Regardless of who’s pulling the proverbial trigger, government hacking activities have become increasingly contentious. Last April, a federal judge denied an FBI request to hack into a suspect’s computer, in a move that would have allowed the Bureau to look at the contents of hard drives and even take pictures using the machine’s built-in web camera. If the FBI’s information was wrong, the judge reasoned, the spyware could easily wind up infecting the computers of innocents. In another case involving a string of bomb threats from a man named “Mo,” a different judge gave the go-ahead for FBI hacking, but the Bureau came back empty-handed.

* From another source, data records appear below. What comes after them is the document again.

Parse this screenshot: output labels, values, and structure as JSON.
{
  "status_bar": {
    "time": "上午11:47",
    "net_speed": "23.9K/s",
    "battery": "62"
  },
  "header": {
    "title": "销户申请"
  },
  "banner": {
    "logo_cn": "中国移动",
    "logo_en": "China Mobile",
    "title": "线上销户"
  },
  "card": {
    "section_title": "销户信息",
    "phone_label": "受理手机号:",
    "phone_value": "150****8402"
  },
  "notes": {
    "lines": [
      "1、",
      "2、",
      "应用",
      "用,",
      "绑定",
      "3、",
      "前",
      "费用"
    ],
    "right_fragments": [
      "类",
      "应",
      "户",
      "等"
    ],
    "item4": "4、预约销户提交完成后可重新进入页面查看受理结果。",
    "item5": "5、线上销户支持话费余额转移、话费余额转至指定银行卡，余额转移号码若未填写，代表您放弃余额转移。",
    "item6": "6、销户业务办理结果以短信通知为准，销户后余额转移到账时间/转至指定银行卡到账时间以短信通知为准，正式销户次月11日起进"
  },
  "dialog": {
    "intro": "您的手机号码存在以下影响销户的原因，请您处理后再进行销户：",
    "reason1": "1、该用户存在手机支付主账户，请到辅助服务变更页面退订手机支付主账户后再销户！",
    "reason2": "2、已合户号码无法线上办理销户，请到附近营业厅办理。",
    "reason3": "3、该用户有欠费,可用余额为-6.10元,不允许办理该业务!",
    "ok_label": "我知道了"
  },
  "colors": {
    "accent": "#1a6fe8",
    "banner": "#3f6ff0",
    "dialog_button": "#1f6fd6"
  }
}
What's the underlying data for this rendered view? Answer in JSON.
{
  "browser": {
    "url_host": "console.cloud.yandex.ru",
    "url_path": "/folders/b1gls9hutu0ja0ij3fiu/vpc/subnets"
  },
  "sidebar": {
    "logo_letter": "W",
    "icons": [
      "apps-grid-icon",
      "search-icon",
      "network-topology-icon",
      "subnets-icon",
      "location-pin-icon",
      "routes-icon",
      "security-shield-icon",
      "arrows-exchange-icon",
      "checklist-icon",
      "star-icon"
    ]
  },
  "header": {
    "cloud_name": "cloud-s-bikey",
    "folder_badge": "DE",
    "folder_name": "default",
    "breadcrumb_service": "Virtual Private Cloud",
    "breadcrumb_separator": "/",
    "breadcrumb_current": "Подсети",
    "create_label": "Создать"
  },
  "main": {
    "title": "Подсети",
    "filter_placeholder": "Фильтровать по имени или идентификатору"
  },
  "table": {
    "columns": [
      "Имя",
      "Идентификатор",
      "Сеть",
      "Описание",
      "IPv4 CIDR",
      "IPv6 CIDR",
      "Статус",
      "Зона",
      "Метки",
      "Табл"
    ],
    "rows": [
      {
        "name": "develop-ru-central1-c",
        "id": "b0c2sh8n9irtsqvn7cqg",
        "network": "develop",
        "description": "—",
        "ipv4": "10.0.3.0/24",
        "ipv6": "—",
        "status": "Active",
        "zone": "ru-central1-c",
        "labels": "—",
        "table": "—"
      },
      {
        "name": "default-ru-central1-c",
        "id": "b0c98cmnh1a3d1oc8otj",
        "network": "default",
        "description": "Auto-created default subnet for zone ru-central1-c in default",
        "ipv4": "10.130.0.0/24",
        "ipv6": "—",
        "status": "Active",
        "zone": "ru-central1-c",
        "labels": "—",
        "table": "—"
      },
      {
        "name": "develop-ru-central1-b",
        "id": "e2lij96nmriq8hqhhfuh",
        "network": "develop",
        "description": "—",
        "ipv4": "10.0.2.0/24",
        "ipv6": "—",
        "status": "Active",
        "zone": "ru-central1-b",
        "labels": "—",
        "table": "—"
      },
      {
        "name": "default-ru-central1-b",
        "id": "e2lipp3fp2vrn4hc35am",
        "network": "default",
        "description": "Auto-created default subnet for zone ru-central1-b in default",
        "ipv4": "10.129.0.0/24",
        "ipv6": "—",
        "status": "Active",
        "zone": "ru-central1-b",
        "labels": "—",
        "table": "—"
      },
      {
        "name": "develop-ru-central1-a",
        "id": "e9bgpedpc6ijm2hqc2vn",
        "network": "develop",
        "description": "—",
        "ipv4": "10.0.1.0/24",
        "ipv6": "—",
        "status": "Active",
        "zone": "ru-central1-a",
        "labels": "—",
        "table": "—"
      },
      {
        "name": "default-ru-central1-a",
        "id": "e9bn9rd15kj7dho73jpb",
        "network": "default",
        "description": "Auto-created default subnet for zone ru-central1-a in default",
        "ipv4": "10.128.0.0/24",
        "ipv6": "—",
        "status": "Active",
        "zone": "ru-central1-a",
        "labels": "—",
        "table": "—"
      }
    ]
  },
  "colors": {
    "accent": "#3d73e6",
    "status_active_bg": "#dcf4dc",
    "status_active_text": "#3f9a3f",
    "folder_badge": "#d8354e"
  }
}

“I think it’s slightly scary that we have slipped into a world where the government is hacking into the computers of domestic targets without us having an informed debate about it,” said Chris Soghoian, a privacy technologist with the ACLU, during another talk at the CCC. Meanwhile, computer security expert Matt Blaze has argued those methods are preferable, in a way, as they “represent far less of a threat to our privacy and security” than the NSA’s massive dragnets for phone and internet data, as well as its efforts to undermine cryptographic standards.

Most privacy advocates, including Blaze, agree with President Obama’s surveillance review panel, which recommended that government hackers disclose the computer flaws they find so they can be patched, rather than secretly stockpiled and exploited. If that unlikely reform comes to pass, the window for attacking intelligence targets would be smaller, but it might also encourage agencies to simply employ more hackers to look for new vulnerabilities. Either way, expect the future of agencies like the NSA and FBI to look less like the Stasi and more like Stuxnet.